Microsoft Office Tutorials and References
In Depth Information
Restricting Formatting and Editing
Protecting Your
Documents
Editing restrictions. Here’s where you limit the kinds of changes others can
make to a document’s content. Turn on the checkbox labeled “Allow only this
type of editing in the document” and then choose one of these options from the
drop-down list:
Tracked changes. When you select this option, Track Changes is on by
default. Others can’t be sneaky and turn it off to hide any changes they
might make.
Comments. This option lets readers insert comments into the document
but not make any changes to the text.
Filling in forms. If the document contains forms (a web page might, for
example), this option lets others submit information to the forms but not
change the document.
No changes (Read only). This option prevents others from making any
changes whatsoever to the document.
Tip: If it’s okay for some readers to edit but not others, you can create exceptions to editing restrictions.
When you turn on editing restrictions, the Restrict Formatting and Editing pane expands to include a
section for exceptions. Select a part of the document where editing is OK, and then turn on the checkbox for
the group who can edit it. To add people who aren’t listed in the Groups box, click the “More users” link.
After you’ve set up the formatting and editing restrictions you want, you’re ready to
enforce those restrictions. So click the button labeled Yes, Start Enforcing
Protection. Word opens a dialog box asking you to choose a protection method for this
document. Here you tell Word how to know who can turn restrictions on and off.
Pick one of these methods:
Password. Turn on this radio button to require a password from anyone who
tries to remove restrictions from the document. If this is the first time you’re
protecting the document, type a password and confirm it in the appropriate
boxes.
User authentication. This method is more secure than password protection,
but to use it you need to have a Windows Live ID and sign up for Microsoft’s
Information Rights Management Service (it’s free).
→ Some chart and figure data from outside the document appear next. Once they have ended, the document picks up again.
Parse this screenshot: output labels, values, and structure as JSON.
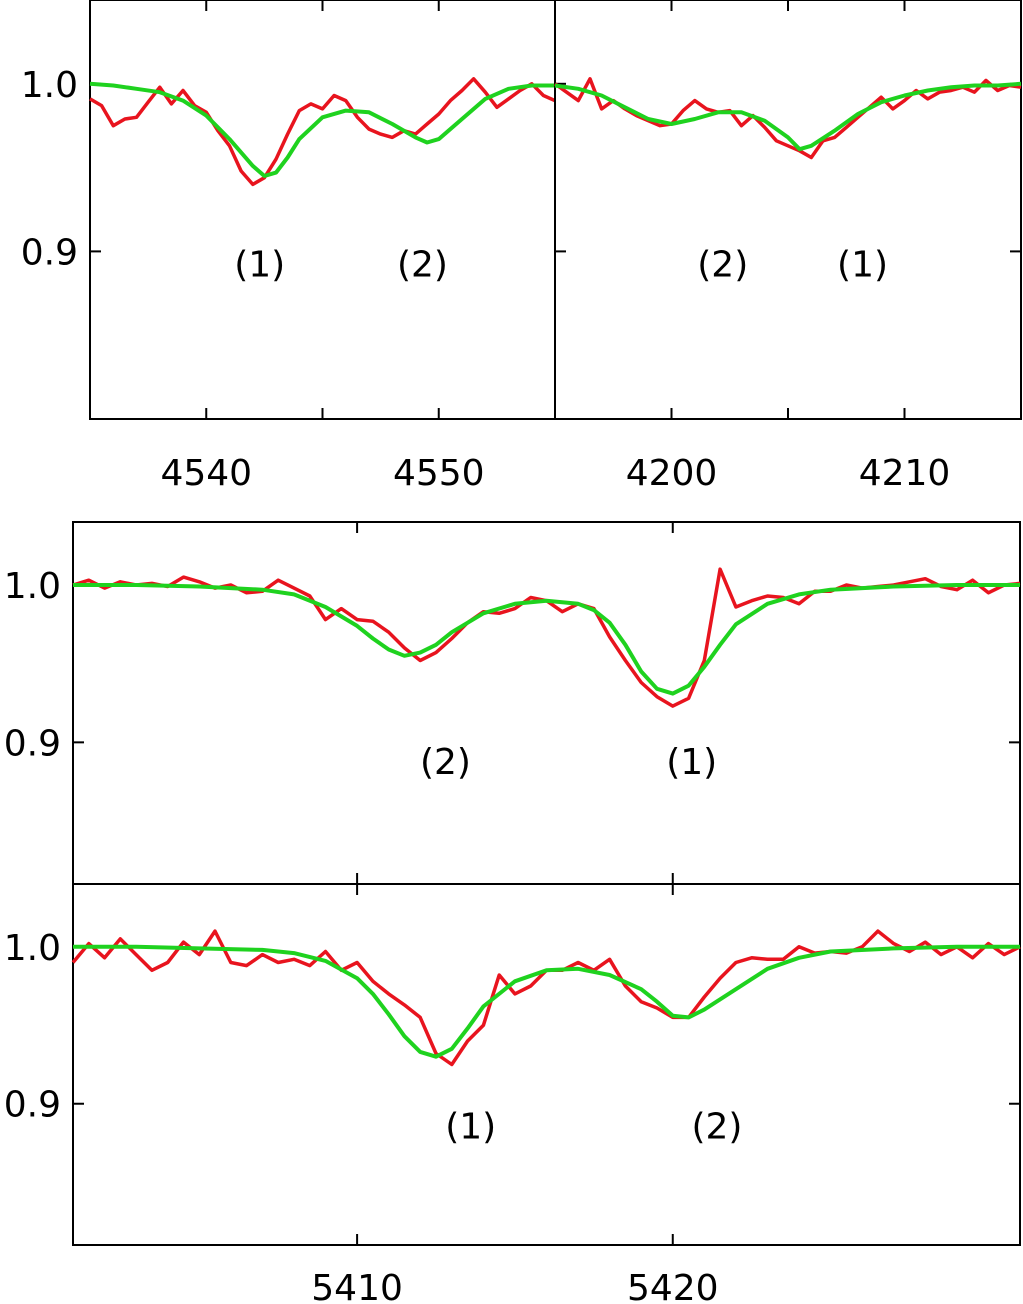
{
  "colors": {
    "observed": "#e8141e",
    "fit": "#1fd21f",
    "axes": "#000000"
  },
  "chart_data": [
    {
      "type": "line",
      "panel": "top-left",
      "xlim": [
        4535,
        4555
      ],
      "ylim": [
        0.8,
        1.05
      ],
      "xticks": [
        4540,
        4550
      ],
      "xtick_minor": [
        4545
      ],
      "yticks": [
        0.9,
        1.0
      ],
      "ytick_labels": [
        "0.9",
        "1.0"
      ],
      "series": [
        {
          "kind": "observed",
          "x": [
            4535,
            4535.5,
            4536,
            4536.5,
            4537,
            4537.5,
            4538,
            4538.5,
            4539,
            4539.5,
            4540,
            4540.5,
            4541,
            4541.5,
            4542,
            4542.5,
            4543,
            4543.5,
            4544,
            4544.5,
            4545,
            4545.5,
            4546,
            4546.5,
            4547,
            4547.5,
            4548,
            4548.5,
            4549,
            4549.5,
            4550,
            4550.5,
            4551,
            4551.5,
            4552,
            4552.5,
            4553,
            4553.5,
            4554,
            4554.5,
            4555
          ],
          "y": [
            0.991,
            0.987,
            0.975,
            0.979,
            0.98,
            0.989,
            0.998,
            0.988,
            0.996,
            0.987,
            0.983,
            0.972,
            0.963,
            0.948,
            0.94,
            0.944,
            0.955,
            0.97,
            0.984,
            0.988,
            0.985,
            0.993,
            0.99,
            0.98,
            0.973,
            0.97,
            0.968,
            0.972,
            0.97,
            0.976,
            0.982,
            0.99,
            0.996,
            1.003,
            0.995,
            0.986,
            0.991,
            0.996,
            1.0,
            0.993,
            0.99
          ]
        },
        {
          "kind": "fit",
          "x": [
            4535,
            4536,
            4537,
            4538,
            4539,
            4540,
            4541,
            4542,
            4542.5,
            4543,
            4543.5,
            4544,
            4545,
            4546,
            4547,
            4548,
            4549,
            4549.5,
            4550,
            4551,
            4552,
            4553,
            4554,
            4555
          ],
          "y": [
            1.0,
            0.999,
            0.997,
            0.995,
            0.99,
            0.981,
            0.967,
            0.951,
            0.945,
            0.947,
            0.956,
            0.967,
            0.98,
            0.984,
            0.983,
            0.976,
            0.968,
            0.965,
            0.967,
            0.979,
            0.991,
            0.997,
            0.999,
            0.999
          ]
        }
      ],
      "annotations": [
        {
          "text": "(1)",
          "x": 4542.3,
          "y": 0.885
        },
        {
          "text": "(2)",
          "x": 4549.3,
          "y": 0.885
        }
      ]
    },
    {
      "type": "line",
      "panel": "top-right",
      "xlim": [
        4195,
        4215
      ],
      "ylim": [
        0.8,
        1.05
      ],
      "xticks": [
        4200,
        4210
      ],
      "xtick_minor": [
        4205
      ],
      "yticks": [
        0.9,
        1.0
      ],
      "ytick_labels": [
        "",
        ""
      ],
      "series": [
        {
          "kind": "observed",
          "x": [
            4195,
            4195.5,
            4196,
            4196.5,
            4197,
            4197.5,
            4198,
            4198.5,
            4199,
            4199.5,
            4200,
            4200.5,
            4201,
            4201.5,
            4202,
            4202.5,
            4203,
            4203.5,
            4204,
            4204.5,
            4205,
            4205.5,
            4206,
            4206.5,
            4207,
            4207.5,
            4208,
            4208.5,
            4209,
            4209.5,
            4210,
            4210.5,
            4211,
            4211.5,
            4212,
            4212.5,
            4213,
            4213.5,
            4214,
            4214.5,
            4215
          ],
          "y": [
            1.0,
            0.995,
            0.99,
            1.003,
            0.985,
            0.99,
            0.985,
            0.981,
            0.978,
            0.975,
            0.976,
            0.984,
            0.99,
            0.985,
            0.983,
            0.984,
            0.975,
            0.981,
            0.974,
            0.966,
            0.963,
            0.96,
            0.956,
            0.966,
            0.968,
            0.974,
            0.98,
            0.986,
            0.992,
            0.985,
            0.99,
            0.996,
            0.991,
            0.995,
            0.996,
            0.998,
            0.995,
            1.002,
            0.996,
            0.999,
            0.998
          ]
        },
        {
          "kind": "fit",
          "x": [
            4195,
            4196,
            4197,
            4198,
            4199,
            4200,
            4201,
            4202,
            4203,
            4204,
            4205,
            4205.5,
            4206,
            4207,
            4208,
            4209,
            4210,
            4211,
            4212,
            4213,
            4214,
            4215
          ],
          "y": [
            0.999,
            0.997,
            0.993,
            0.986,
            0.979,
            0.976,
            0.979,
            0.983,
            0.983,
            0.978,
            0.968,
            0.961,
            0.963,
            0.972,
            0.982,
            0.989,
            0.993,
            0.996,
            0.998,
            0.999,
            0.999,
            1.0
          ]
        }
      ],
      "annotations": [
        {
          "text": "(2)",
          "x": 4202.2,
          "y": 0.885
        },
        {
          "text": "(1)",
          "x": 4208.2,
          "y": 0.885
        }
      ]
    },
    {
      "type": "line",
      "panel": "bottom-upper",
      "xlim": [
        5401,
        5431
      ],
      "ylim": [
        0.81,
        1.04
      ],
      "xticks": [
        5410,
        5420
      ],
      "yticks": [
        0.9,
        1.0
      ],
      "ytick_labels": [
        "0.9",
        "1.0"
      ],
      "series": [
        {
          "kind": "observed",
          "x": [
            5401,
            5401.5,
            5402,
            5402.5,
            5403,
            5403.5,
            5404,
            5404.5,
            5405,
            5405.5,
            5406,
            5406.5,
            5407,
            5407.5,
            5408,
            5408.5,
            5409,
            5409.5,
            5410,
            5410.5,
            5411,
            5411.5,
            5412,
            5412.5,
            5413,
            5413.5,
            5414,
            5414.5,
            5415,
            5415.5,
            5416,
            5416.5,
            5417,
            5417.5,
            5418,
            5418.5,
            5419,
            5419.5,
            5420,
            5420.5,
            5421,
            5421.5,
            5422,
            5422.5,
            5423,
            5423.5,
            5424,
            5424.5,
            5425,
            5425.5,
            5426,
            5426.5,
            5427,
            5427.5,
            5428,
            5428.5,
            5429,
            5429.5,
            5430,
            5430.5,
            5431
          ],
          "y": [
            1.0,
            1.003,
            0.998,
            1.002,
            1.0,
            1.001,
            0.999,
            1.005,
            1.002,
            0.998,
            1.0,
            0.995,
            0.996,
            1.003,
            0.998,
            0.993,
            0.978,
            0.985,
            0.978,
            0.977,
            0.97,
            0.96,
            0.952,
            0.957,
            0.966,
            0.976,
            0.983,
            0.982,
            0.985,
            0.992,
            0.99,
            0.983,
            0.988,
            0.985,
            0.967,
            0.952,
            0.938,
            0.929,
            0.923,
            0.928,
            0.952,
            1.01,
            0.986,
            0.99,
            0.993,
            0.992,
            0.988,
            0.996,
            0.996,
            1.0,
            0.998,
            0.999,
            1.0,
            1.002,
            1.004,
            0.999,
            0.997,
            1.003,
            0.995,
            1.0,
            1.001
          ]
        },
        {
          "kind": "fit",
          "x": [
            5401,
            5403,
            5405,
            5407,
            5408,
            5409,
            5410,
            5410.5,
            5411,
            5411.5,
            5412,
            5412.5,
            5413,
            5414,
            5415,
            5416,
            5417,
            5417.5,
            5418,
            5418.5,
            5419,
            5419.5,
            5420,
            5420.5,
            5421,
            5421.5,
            5422,
            5423,
            5424,
            5425,
            5427,
            5429,
            5431
          ],
          "y": [
            1.0,
            1.0,
            0.999,
            0.997,
            0.994,
            0.986,
            0.974,
            0.966,
            0.959,
            0.955,
            0.957,
            0.962,
            0.97,
            0.982,
            0.988,
            0.99,
            0.988,
            0.984,
            0.976,
            0.962,
            0.945,
            0.934,
            0.931,
            0.936,
            0.948,
            0.962,
            0.975,
            0.988,
            0.994,
            0.997,
            0.999,
            1.0,
            1.0
          ]
        }
      ],
      "annotations": [
        {
          "text": "(2)",
          "x": 5412.8,
          "y": 0.88
        },
        {
          "text": "(1)",
          "x": 5420.6,
          "y": 0.88
        }
      ]
    },
    {
      "type": "line",
      "panel": "bottom-lower",
      "xlim": [
        5401,
        5431
      ],
      "ylim": [
        0.81,
        1.04
      ],
      "xticks": [
        5410,
        5420
      ],
      "xtick_labels": [
        "5410",
        "5420"
      ],
      "yticks": [
        0.9,
        1.0
      ],
      "ytick_labels": [
        "0.9",
        "1.0"
      ],
      "series": [
        {
          "kind": "observed",
          "x": [
            5401,
            5401.5,
            5402,
            5402.5,
            5403,
            5403.5,
            5404,
            5404.5,
            5405,
            5405.5,
            5406,
            5406.5,
            5407,
            5407.5,
            5408,
            5408.5,
            5409,
            5409.5,
            5410,
            5410.5,
            5411,
            5411.5,
            5412,
            5412.5,
            5413,
            5413.5,
            5414,
            5414.5,
            5415,
            5415.5,
            5416,
            5416.5,
            5417,
            5417.5,
            5418,
            5418.5,
            5419,
            5419.5,
            5420,
            5420.5,
            5421,
            5421.5,
            5422,
            5422.5,
            5423,
            5423.5,
            5424,
            5424.5,
            5425,
            5425.5,
            5426,
            5426.5,
            5427,
            5427.5,
            5428,
            5428.5,
            5429,
            5429.5,
            5430,
            5430.5,
            5431
          ],
          "y": [
            0.99,
            1.002,
            0.993,
            1.005,
            0.995,
            0.985,
            0.99,
            1.003,
            0.995,
            1.01,
            0.99,
            0.988,
            0.995,
            0.99,
            0.992,
            0.988,
            0.997,
            0.985,
            0.99,
            0.978,
            0.97,
            0.963,
            0.955,
            0.932,
            0.925,
            0.94,
            0.95,
            0.982,
            0.97,
            0.975,
            0.985,
            0.985,
            0.99,
            0.985,
            0.992,
            0.975,
            0.965,
            0.961,
            0.955,
            0.955,
            0.968,
            0.98,
            0.99,
            0.993,
            0.992,
            0.992,
            1.0,
            0.996,
            0.997,
            0.996,
            1.0,
            1.01,
            1.002,
            0.997,
            1.003,
            0.995,
            1.0,
            0.993,
            1.002,
            0.995,
            1.0
          ]
        },
        {
          "kind": "fit",
          "x": [
            5401,
            5403,
            5405,
            5407,
            5408,
            5409,
            5410,
            5410.5,
            5411,
            5411.5,
            5412,
            5412.5,
            5413,
            5413.5,
            5414,
            5415,
            5416,
            5417,
            5418,
            5419,
            5419.5,
            5420,
            5420.5,
            5421,
            5422,
            5423,
            5424,
            5425,
            5427,
            5429,
            5431
          ],
          "y": [
            1.0,
            1.0,
            0.999,
            0.998,
            0.996,
            0.991,
            0.98,
            0.97,
            0.957,
            0.943,
            0.933,
            0.93,
            0.935,
            0.948,
            0.962,
            0.978,
            0.985,
            0.986,
            0.982,
            0.973,
            0.965,
            0.956,
            0.955,
            0.96,
            0.973,
            0.986,
            0.993,
            0.997,
            0.999,
            1.0,
            1.0
          ]
        }
      ],
      "annotations": [
        {
          "text": "(1)",
          "x": 5413.6,
          "y": 0.878
        },
        {
          "text": "(2)",
          "x": 5421.4,
          "y": 0.878
        }
      ]
    }
  ]
}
If you want to do that, then
turn on the “User authentication” radio button and click OK. A wizard opens
and takes you through the steps of signing up.
After you’ve selected a protection method, click OK. Word applies the restrictions
to the document.
Later, if you want to remove the restrictions (temporarily or for good), open the
Restrict Formatting and Editing pane again and click Stop Protection. Depending on
the protection method you chose, Word requests a password or authenticates you as
a user. If you pass muster, Word stops protecting the document.